Yohanes dalam Kitab Wahyu memiliki penglihatan baru: di tangan kanan Tuhan terdapat gulungan Kitab yang ditulis luar dan dalam dan dimeterai dengan tujuh meterai. Ada seorang malaikat yang berseru menanyakan kelayakan untuk membuka gulungan Kitab itu. Gulungan Kitab hanya bisa dibuka oleh Dia yang menang, singa Yehuda, yakni tunas Daud. Dialah yang berhak membuka gulungan kitab dan meterai itu. Dialah Anak domba yang disembeli.

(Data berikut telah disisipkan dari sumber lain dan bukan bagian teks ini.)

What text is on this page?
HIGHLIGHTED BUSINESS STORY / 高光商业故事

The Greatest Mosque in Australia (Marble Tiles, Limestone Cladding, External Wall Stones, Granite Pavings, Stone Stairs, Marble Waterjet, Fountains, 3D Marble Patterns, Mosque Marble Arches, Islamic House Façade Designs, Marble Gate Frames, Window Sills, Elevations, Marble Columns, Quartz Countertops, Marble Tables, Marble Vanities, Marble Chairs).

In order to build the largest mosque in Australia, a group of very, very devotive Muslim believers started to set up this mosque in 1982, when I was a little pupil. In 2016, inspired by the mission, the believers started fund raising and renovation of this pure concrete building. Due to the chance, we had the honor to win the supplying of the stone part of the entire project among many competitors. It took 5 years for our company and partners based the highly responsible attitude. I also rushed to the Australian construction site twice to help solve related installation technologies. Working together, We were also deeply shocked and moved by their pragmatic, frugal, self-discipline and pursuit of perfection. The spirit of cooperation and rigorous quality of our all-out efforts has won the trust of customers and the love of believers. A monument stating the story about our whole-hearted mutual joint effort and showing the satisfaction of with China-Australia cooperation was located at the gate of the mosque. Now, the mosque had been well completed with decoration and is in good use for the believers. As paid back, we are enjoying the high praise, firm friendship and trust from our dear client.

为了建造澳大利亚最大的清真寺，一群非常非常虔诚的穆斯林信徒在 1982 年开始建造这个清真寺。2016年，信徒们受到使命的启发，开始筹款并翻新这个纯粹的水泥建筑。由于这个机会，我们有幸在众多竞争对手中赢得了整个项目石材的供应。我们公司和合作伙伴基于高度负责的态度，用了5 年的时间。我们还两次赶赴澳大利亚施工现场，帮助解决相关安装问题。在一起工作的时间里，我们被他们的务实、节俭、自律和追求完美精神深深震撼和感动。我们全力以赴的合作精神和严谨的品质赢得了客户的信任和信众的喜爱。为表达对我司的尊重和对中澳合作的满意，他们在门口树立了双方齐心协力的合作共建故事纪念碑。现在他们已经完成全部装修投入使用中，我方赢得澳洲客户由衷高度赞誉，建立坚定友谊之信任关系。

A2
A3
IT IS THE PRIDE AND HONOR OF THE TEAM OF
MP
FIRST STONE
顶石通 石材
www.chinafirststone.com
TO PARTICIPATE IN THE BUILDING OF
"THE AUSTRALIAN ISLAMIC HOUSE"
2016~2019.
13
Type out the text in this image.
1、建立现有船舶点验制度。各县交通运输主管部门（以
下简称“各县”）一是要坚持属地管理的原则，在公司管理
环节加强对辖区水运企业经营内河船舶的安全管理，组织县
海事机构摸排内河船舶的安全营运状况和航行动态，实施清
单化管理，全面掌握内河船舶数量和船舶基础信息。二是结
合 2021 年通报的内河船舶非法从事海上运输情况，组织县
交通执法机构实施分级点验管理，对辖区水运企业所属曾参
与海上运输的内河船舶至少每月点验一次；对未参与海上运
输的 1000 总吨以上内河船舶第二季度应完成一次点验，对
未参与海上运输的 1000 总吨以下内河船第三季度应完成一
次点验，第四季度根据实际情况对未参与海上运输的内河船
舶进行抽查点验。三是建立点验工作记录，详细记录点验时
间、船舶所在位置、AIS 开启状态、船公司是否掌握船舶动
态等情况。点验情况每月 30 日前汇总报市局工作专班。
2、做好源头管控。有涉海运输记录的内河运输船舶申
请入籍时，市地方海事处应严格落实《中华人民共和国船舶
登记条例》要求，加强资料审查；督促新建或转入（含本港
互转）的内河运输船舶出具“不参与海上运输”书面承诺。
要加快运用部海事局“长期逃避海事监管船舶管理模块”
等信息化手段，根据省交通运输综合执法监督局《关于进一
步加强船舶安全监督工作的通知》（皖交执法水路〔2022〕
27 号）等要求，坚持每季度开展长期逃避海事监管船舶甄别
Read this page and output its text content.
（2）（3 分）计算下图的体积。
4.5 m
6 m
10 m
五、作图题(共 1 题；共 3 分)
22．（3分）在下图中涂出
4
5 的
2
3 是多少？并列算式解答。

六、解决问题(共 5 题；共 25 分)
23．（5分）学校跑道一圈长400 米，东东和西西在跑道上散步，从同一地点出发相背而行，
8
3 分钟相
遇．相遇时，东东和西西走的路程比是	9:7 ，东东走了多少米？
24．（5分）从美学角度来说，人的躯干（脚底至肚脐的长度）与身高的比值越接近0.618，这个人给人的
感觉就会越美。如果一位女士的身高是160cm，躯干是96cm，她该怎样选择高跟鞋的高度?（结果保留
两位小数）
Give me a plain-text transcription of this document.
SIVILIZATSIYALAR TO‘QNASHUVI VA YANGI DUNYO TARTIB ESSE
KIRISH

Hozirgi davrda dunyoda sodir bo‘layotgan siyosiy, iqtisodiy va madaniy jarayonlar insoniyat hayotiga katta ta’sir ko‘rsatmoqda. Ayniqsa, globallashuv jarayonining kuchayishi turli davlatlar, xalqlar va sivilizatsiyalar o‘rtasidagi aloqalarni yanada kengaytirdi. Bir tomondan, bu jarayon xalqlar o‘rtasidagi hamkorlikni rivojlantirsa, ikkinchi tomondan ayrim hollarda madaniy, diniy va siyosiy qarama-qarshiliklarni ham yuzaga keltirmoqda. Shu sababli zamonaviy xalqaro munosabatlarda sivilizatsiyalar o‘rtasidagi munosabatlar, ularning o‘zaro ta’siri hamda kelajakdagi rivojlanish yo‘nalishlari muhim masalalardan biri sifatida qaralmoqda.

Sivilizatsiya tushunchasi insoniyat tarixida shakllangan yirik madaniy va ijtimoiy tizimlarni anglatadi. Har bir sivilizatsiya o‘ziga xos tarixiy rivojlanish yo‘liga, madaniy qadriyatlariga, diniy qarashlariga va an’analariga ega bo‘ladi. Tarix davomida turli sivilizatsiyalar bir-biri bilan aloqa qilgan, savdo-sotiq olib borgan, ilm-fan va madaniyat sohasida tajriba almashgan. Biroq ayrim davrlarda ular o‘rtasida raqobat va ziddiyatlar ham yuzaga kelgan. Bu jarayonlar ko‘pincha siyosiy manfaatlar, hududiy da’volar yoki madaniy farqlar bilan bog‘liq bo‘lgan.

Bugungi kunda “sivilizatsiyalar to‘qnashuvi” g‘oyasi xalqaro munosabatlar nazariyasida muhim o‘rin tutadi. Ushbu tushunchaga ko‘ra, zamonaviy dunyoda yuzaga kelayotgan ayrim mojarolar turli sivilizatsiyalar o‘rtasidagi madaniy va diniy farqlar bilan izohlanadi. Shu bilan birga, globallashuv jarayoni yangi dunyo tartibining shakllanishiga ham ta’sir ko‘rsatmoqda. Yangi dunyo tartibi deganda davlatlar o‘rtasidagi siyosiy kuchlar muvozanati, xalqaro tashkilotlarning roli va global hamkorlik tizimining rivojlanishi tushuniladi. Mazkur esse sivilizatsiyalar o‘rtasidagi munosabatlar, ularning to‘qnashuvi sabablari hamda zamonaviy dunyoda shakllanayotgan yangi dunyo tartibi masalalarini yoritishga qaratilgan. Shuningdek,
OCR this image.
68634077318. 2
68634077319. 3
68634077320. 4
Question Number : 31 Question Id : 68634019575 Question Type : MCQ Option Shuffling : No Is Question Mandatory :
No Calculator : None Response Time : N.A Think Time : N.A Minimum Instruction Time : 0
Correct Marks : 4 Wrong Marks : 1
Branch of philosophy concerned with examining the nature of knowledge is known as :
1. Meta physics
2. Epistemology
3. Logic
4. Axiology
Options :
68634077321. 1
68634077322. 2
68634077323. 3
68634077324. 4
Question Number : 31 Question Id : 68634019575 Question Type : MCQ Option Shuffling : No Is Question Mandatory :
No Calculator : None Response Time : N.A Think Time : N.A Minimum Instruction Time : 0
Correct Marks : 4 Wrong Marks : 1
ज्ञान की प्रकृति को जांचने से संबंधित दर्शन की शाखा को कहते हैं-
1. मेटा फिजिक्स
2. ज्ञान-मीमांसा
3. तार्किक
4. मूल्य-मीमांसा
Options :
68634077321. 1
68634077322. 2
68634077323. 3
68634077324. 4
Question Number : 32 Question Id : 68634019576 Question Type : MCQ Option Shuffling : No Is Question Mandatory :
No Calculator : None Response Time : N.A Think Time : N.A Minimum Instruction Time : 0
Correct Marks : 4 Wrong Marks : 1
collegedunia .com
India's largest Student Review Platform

Anak Domba dalam penglihatan Yohanes adalah Yesus Kristus sendiri. Inilah nyanyian pujian baginNya: “Engkau layak menerima gulungan kitab itu dan membuka meterai-meterainya; karena Engkau telah disembelih dan dengan darah-Mu Engkau telah membeli mereka bagi Allah dari tiap-tiap suku dan bahasa dan kaum dan bangsa. Dan Engkau telah membuat mereka menjadi suatu kerajaan, dan menjadi imam-imam bagi Allah kita, dan mereka akan memerintah sebagai raja di bumi.” (Why 5:9-10). Kidung ini menandakan bahwa damai sejati itu butuh pengorbanan yang besar. Kita bersyukur kepada Tuhan karena anugerah pengorbanan diri Yesus Kristus Putera Allah.

Doa: Tuhan, bantulah kami untuk setia kepadaMu, membangun damaiMu di dalam hati, keluarga dan bangsa kami. Amen.